Well, the position closed for 0.01 as well, although I had offered a limit order of 0.02. Not sure if I will do another trade like this risking some of my long term hold stock for small reward - but it is learning.
Also, Fidelity does not charge a commission for trades like these for pennies. So I paid a commission of 1.30 when I sold the calls, but nothing when it was closed with a buy to close.
I find that my risk tolerance with covered calls is dramatically lower than the put side. I'm selling .15 - .30 delta puts, but get itchy on .05 calls when I have a move against them too far from expiration.
The observation about learning though is the key to me. I started out with .05 delta puts and have been learning for 3 months now. I've been learning about how much risk I can tolerate each side, how to manage (close) positions early so I can open a replacement, and a lot more. The net result is that in a significantly less friendly environment today compared to March, I'm getting about 3x/month over when I started.

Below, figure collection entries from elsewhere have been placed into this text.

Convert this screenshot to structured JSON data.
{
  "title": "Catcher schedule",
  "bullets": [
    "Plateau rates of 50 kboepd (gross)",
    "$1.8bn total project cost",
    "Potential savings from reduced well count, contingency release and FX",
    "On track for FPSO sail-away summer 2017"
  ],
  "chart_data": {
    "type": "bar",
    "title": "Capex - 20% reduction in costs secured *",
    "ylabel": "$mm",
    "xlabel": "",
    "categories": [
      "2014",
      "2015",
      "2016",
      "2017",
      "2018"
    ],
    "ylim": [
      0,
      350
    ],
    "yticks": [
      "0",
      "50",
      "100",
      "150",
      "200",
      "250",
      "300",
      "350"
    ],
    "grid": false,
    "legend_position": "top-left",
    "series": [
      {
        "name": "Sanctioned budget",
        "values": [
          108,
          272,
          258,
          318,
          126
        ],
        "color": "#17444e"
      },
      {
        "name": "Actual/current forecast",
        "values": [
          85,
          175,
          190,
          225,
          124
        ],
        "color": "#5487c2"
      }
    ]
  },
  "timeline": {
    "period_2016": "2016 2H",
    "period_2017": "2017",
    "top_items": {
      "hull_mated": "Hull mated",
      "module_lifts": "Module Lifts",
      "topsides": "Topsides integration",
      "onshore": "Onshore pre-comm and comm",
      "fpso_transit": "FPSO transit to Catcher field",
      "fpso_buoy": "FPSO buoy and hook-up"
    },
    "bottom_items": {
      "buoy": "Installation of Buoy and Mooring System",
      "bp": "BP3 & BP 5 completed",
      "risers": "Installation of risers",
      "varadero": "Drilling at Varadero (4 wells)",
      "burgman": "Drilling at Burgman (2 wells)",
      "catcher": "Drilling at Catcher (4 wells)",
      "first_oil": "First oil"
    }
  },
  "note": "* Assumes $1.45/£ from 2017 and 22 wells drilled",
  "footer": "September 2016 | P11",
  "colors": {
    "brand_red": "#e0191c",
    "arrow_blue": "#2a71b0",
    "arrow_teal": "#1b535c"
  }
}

I also remind myself regularly that we haven't been through a sharp move up or down during this period, so it's easy to develop a false idea of how badly this can work.
One of the things you can learn is "that was way too nerve wracking - I'm not doing that again".
So far I've learned about max pain and OI walls to spot share price resistance levels, up and down, that will be hard to breach for very short term options (roughly the final 3 days of trading). One method I've used to handle the risk on the call side is I go find the .05 - .08 delta option (usually the next expiration) - and therefore small premium. Then I go compare that to the particularly active strikes, and I make sure I've got 2 OTM active strikes between me and the share price (and go out to the 2nd OTM big strike if needed) AND THEN I go out 1 more strike (thus the 1005 instead of the 1000 strikes for today).
On my list of things to learn more about are Bollinger Bands - this seems to be the key thing that @Artful Dodger uses for spotting the weekly closing price so far ahead (or at least, he seems to be pegging them way better than me, and better than most).